As the daughter of Vladimir Putin's mentor, journalist Ksenia Sobchak can afford to criticize Russia's attack on Ukraine.

Putin's "goddaughter" is back: Ksenia Sobchak's EU exile only lasts a week

As the daughter of Vladimir Putin's mentor, journalist Ksenia Sobchak can afford to criticize Russia's attack on Ukraine. But then the police are at her door. However, the 41-year-old escapes to Lithuania. After a week in exile, the Kremlin critic is now returning to her homeland.

Prominent Russian journalist and former presidential candidate Ksenia Sobchak has returned to Russia. This is reported by several media, citing eyewitnesses who claim to have seen the 41-year-old crossing the Russian-Latvian border. Sources close to the Sobchak family reportedly confirmed their return. The government critic had fled to Lithuania about a week earlier.

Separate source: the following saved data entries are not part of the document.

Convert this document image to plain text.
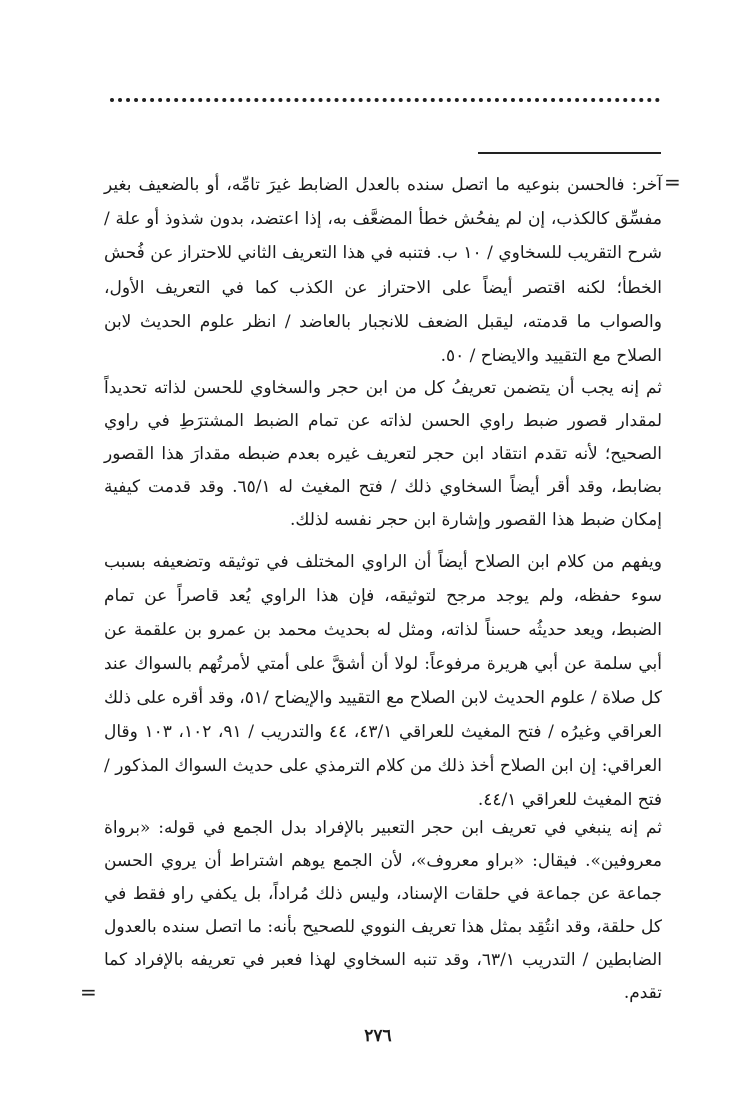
=

آخر: فالحسن بنوعيه ما اتصل سنده بالعدل الضابط غيرَ تامِّه، أو بالضعيف بغير مفسِّق كالكذب، إن لم يفحُش خطأ المضعَّف به، إذا اعتضد، بدون شذوذ أو علة / شرح التقريب للسخاوي / ١٠ ب. فتنبه في هذا التعريف الثاني للاحتراز عن فُحش الخطأ؛ لكنه اقتصر أيضاً على الاحتراز عن الكذب كما في التعريف الأول، والصواب ما قدمته، ليقبل الضعف للانجبار بالعاضد / انظر علوم الحديث لابن الصلاح مع التقييد والايضاح / ٥٠.

ثم إنه يجب أن يتضمن تعريفُ كل من ابن حجر والسخاوي للحسن لذاته تحديداً لمقدار قصور ضبط راوي الحسن لذاته عن تمام الضبط المشترَطِ في راوي الصحيح؛ لأنه تقدم انتقاد ابن حجر لتعريف غيره بعدم ضبطه مقدارَ هذا القصور بضابط، وقد أقر أيضاً السخاوي ذلك / فتح المغيث له ٦٥/١. وقد قدمت كيفية إمكان ضبط هذا القصور وإشارة ابن حجر نفسه لذلك.

ويفهم من كلام ابن الصلاح أيضاً أن الراوي المختلف في توثيقه وتضعيفه بسبب سوء حفظه، ولم يوجد مرجح لتوثيقه، فإن هذا الراوي يُعد قاصراً عن تمام الضبط، ويعد حديثُه حسناً لذاته، ومثل له بحديث محمد بن عمرو بن علقمة عن أبي سلمة عن أبي هريرة مرفوعاً: لولا أن أشقَّ على أمتي لأمرتُهم بالسواك عند كل صلاة / علوم الحديث لابن الصلاح مع التقييد والإيضاح /٥١، وقد أقره على ذلك العراقي وغيرُه / فتح المغيث للعراقي ٤٣/١، ٤٤ والتدريب / ٩١، ١٠٢، ١٠٣ وقال العراقي: إن ابن الصلاح أخذ ذلك من كلام الترمذي على حديث السواك المذكور / فتح المغيث للعراقي ٤٤/١.

ثم إنه ينبغي في تعريف ابن حجر التعبير بالإفراد بدل الجمع في قوله: «برواة معروفين». فيقال: «براو معروف»، لأن الجمع يوهم اشتراط أن يروي الحسن جماعة عن جماعة في حلقات الإسناد، وليس ذلك مُراداً، بل يكفي راو فقط في كل حلقة، وقد انتُقِد بمثل هذا تعريف النووي للصحيح بأنه: ما اتصل سنده بالعدول الضابطين / التدريب ٦٣/١، وقد تنبه السخاوي لهذا فعبر في تعريفه بالإفراد كما تقدم.

=
٢٧٦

The journalist is the daughter of Anatoly Sobchak, who, as mayor of St. Petersburg in the 1990s, was a political mentor to Kremlin chief Vladimir Putin. For a long time she therefore enjoyed more freedom in Russia than other members of the opposition.

At the end of October, however, the commercial manager of Sobchak's media company Attention Media was arrested for alleged extortion. The company operates, among other things, Sobchak's YouTube channel with more than three million subscribers. There, the journalist had repeatedly criticized the Russian attack on Ukraine in recent months. State media reported that Sobchak was also under investigation. On October 26, her country house near Moscow was searched.

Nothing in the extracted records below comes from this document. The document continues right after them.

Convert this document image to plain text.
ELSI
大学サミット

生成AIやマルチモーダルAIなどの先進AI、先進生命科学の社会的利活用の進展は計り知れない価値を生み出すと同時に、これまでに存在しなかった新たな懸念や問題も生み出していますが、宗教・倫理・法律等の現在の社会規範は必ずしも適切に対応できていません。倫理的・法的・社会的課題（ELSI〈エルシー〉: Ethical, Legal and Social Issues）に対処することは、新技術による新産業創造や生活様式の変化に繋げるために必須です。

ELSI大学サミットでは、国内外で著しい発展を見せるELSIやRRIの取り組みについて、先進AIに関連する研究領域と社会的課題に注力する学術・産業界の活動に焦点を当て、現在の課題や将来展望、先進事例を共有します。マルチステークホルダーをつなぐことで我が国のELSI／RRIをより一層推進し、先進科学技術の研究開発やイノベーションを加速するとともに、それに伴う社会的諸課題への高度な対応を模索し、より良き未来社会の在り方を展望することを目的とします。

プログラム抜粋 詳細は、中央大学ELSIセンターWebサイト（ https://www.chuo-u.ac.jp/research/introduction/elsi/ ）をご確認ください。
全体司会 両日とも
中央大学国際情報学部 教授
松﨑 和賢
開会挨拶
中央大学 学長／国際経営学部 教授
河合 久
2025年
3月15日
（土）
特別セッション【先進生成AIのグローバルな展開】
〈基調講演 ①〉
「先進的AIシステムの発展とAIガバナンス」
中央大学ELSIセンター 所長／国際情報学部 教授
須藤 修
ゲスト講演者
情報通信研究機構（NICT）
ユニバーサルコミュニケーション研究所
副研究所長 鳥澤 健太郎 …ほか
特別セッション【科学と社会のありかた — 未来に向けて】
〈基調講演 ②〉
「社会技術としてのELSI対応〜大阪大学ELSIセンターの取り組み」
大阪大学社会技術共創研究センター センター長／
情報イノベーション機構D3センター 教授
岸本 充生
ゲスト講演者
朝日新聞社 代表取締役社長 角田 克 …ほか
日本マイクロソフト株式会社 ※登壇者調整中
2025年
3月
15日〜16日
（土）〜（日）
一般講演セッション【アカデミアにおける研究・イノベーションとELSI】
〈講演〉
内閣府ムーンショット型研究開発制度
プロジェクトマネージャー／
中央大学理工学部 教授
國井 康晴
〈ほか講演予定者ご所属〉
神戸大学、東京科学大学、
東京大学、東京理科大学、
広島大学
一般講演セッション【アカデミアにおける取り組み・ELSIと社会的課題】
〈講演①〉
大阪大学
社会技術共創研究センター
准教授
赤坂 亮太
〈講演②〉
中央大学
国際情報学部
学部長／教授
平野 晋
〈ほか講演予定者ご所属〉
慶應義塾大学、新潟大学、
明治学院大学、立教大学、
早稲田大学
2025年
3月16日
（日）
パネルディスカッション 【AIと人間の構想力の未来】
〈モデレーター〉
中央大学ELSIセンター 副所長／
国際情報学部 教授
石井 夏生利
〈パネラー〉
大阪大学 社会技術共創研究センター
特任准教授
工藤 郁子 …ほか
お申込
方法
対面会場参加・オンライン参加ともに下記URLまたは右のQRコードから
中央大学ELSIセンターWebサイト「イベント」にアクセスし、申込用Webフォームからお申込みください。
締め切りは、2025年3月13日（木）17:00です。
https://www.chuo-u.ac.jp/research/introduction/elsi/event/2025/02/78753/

On the same day she left Russia and entered the EU country of Lithuania via Belarus. In addition to Russian, Sobchak also has Israeli citizenship and can therefore enter the European Union, although the Baltic states and Poland imposed entry bans on Russians with tourist visas in mid-September.

After Sobchak's departure, the state news agency TASS reported that the police had received an investigator's order to arrest Sobchak, "but they managed to escape." However, the agency later said the allegations against her were dropped.

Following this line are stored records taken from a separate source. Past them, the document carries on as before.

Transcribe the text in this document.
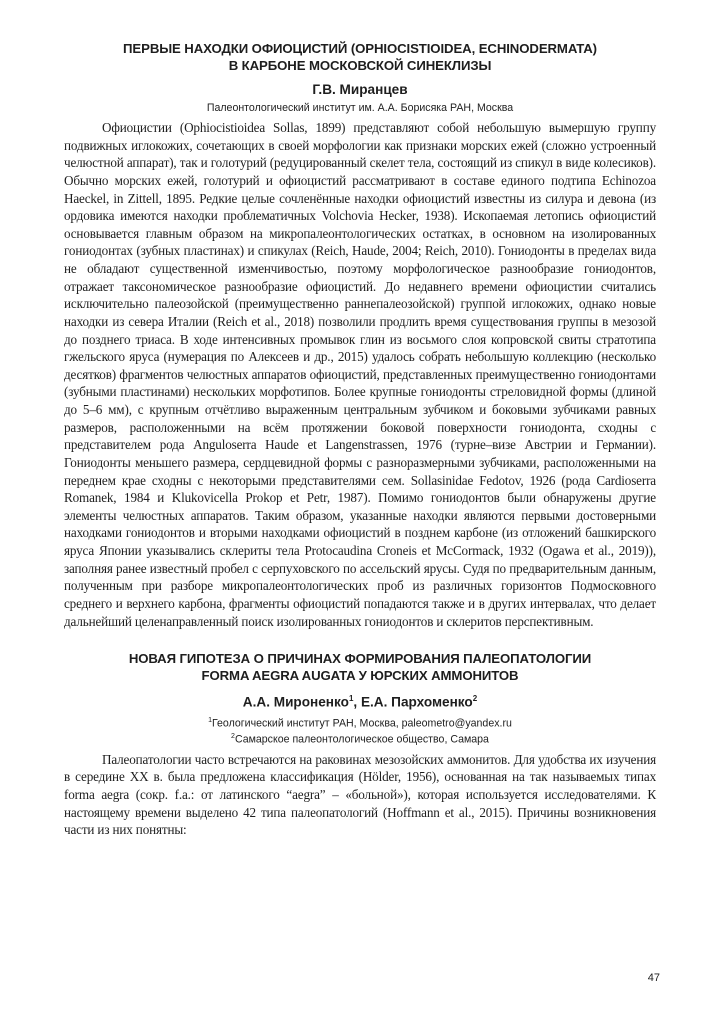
ПЕРВЫЕ НАХОДКИ ОФИОЦИСТИЙ (OPHIOCISTIOIDEA, ECHINODERMATA)
В КАРБОНЕ МОСКОВСКОЙ СИНЕКЛИЗЫ

Г.В. Миранцев

Палеонтологический институт им. А.А. Борисяка РАН, Москва

Офиоцистии (Ophiocistioidea Sollas, 1899) представляют собой небольшую вымершую группу подвижных иглокожих, сочетающих в своей морфологии как признаки морских ежей (сложно устроенный челюстной аппарат), так и голотурий (редуцированный скелет тела, состоящий из спикул в виде колесиков). Обычно морских ежей, голотурий и офиоцистий рассматривают в составе единого подтипа Echinozoa Haeckel, in Zittell, 1895. Редкие целые сочленённые находки офиоцистий известны из силура и девона (из ордовика имеются находки проблематичных Volchovia Hecker, 1938). Ископаемая летопись офиоцистий основывается главным образом на микропалеонтологических остатках, в основном на изолированных гониодонтах (зубных пластинах) и спикулах (Reich, Haude, 2004; Reich, 2010). Гониодонты в пределах вида не обладают существенной изменчивостью, поэтому морфологическое разнообразие гониодонтов, отражает таксономическое разнообразие офиоцистий. До недавнего времени офиоцистии считались исключительно палеозойской (преимущественно раннепалеозойской) группой иглокожих, однако новые находки из севера Италии (Reich et al., 2018) позволили продлить время существования группы в мезозой до позднего триаса. В ходе интенсивных промывок глин из восьмого слоя копровской свиты стратотипа гжельского яруса (нумерация по Алексеев и др., 2015) удалось собрать небольшую коллекцию (несколько десятков) фрагментов челюстных аппаратов офиоцистий, представленных преимущественно гониодонтами (зубными пластинами) нескольких морфотипов. Более крупные гониодонты стреловидной формы (длиной до 5–6 мм), с крупным отчётливо выраженным центральным зубчиком и боковыми зубчиками равных размеров, расположенными на всём протяжении боковой поверхности гониодонта, сходны с представителем рода Anguloserra Haude et Langenstrassen, 1976 (турне–визе Австрии и Германии). Гониодонты меньшего размера, сердцевидной формы с разноразмерными зубчиками, расположенными на переднем крае сходны с некоторыми представителями сем. Sollasinidae Fedotov, 1926 (рода Cardioserra Romanek, 1984 и Klukovicella Prokop et Petr, 1987). Помимо гониодонтов были обнаружены другие элементы челюстных аппаратов. Таким образом, указанные находки являются первыми достоверными находками гониодонтов и вторыми находками офиоцистий в позднем карбоне (из отложений башкирского яруса Японии указывались склериты тела Protocaudina Croneis et McCormack, 1932 (Ogawa et al., 2019)), заполняя ранее известный пробел с серпуховского по ассельский ярусы. Судя по предварительным данным, полученным при разборе микропалеонтологических проб из различных горизонтов Подмосковного среднего и верхнего карбона, фрагменты офиоцистий попадаются также и в других интервалах, что делает дальнейший целенаправленный поиск изолированных гониодонтов и склеритов перспективным.

НОВАЯ ГИПОТЕЗА О ПРИЧИНАХ ФОРМИРОВАНИЯ ПАЛЕОПАТОЛОГИИ
FORMA AEGRA AUGATA У ЮРСКИХ АММОНИТОВ

А.А. Мироненко$^1$, Е.А. Пархоменко$^2$

$^1$Геологический институт РАН, Москва, paleometro@yandex.ru

$^2$Самарское палеонтологическое общество, Самара

Палеопатологии часто встречаются на раковинах мезозойских аммонитов. Для удобства их изучения в середине XX в. была предложена классификация (Hölder, 1956), основанная на так называемых типах forma aegra (сокр. f.a.: от латинского “aegra” – «больной»), которая используется исследователями. К настоящему времени выделено 42 типа палеопатологий (Hoffmann et al., 2015). Причины возникновения части из них понятны:

47
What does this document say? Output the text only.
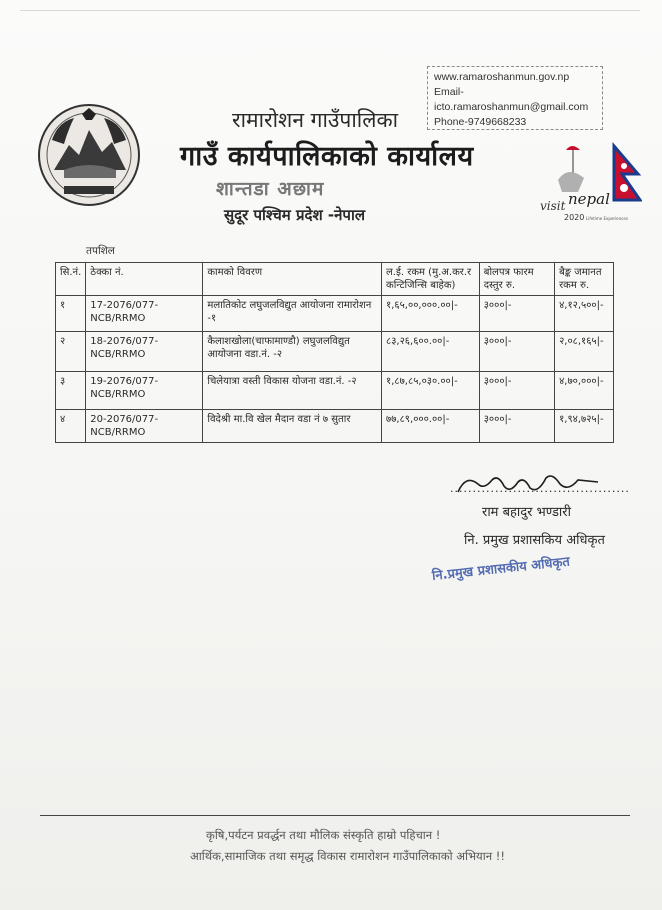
www.ramaroshanmun.gov.np
Email-
icto.ramaroshanmun@gmail.com
Phone-9749668233
रामारोशन गाउँपालिका
गाउँ कार्यपालिकाको कार्यालय
शान्तडा अछाम
सुदूर पश्चिम प्रदेश -नेपाल	visit nepal
2020 Lifetime Experiences
तपशिल
सि.नं.	ठेक्का नं.	कामको विवरण	ल.ई. रकम (मु.अ.कर.र कन्टिजिन्सि बाहेक)	बोलपत्र फारम दस्तुर रु.	बैङ्क जमानत रकम रु.
१	17-2076/077-NCB/RRMO	मलातिकोट लघुजलविद्युत आयोजना रामारोशन -१	१,६५,००,०००.००|-	३०००|-	४,१२,५००|-
२	18-2076/077-NCB/RRMO	कैलाशखोला(चाफामाण्डौ) लघुजलविद्युत आयोजना वडा.नं. -२	८३,२६,६००.००|-	३०००|-	२,०८,१६५|-
३	19-2076/077-NCB/RRMO	चिलेयात्रा वस्ती विकास योजना वडा.नं. -२	१,८७,८५,०३०.००|-	३०००|-	४,७०,०००|-
४	20-2076/077-NCB/RRMO	विदेश्री मा.वि खेल मैदान वडा नं ७ सुतार	७७,८९,०००.००|-	३०००|-	१,९४,७२५|-
........................................
राम बहादुर भण्डारी
नि. प्रमुख प्रशासकिय अधिकृत
नि.प्रमुख प्रशासकीय अधिकृत
कृषि,पर्यटन प्रवर्द्धन तथा मौलिक संस्कृति हाम्रो पहिचान !
आर्थिक,सामाजिक तथा समृद्ध विकास रामारोशन गाउँपालिकाको अभियान !!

After her escape, Sobchak had denied the allegations. It was an attempt to put pressure on her media company, she wrote on Telegram. "It is clear that this is an attack on my editorial office, the last free editorial office in Russia that had to be put under pressure." Sobchak's mother Lyudmila Narusova, a long-time senator in the Russian Federation Council, told the state news agency Ria Novosti a few days ago that her daughter would return to Russia "very soon".

In Russian media reports, Sobchak is often referred to as Putin's goddaughter - although she denied it shortly before the presidential election in 2018. In the election, Sobchak ran against incumbent Putin. At the time, observers accused her of allowing herself to be exploited to give the election a semblance of competition.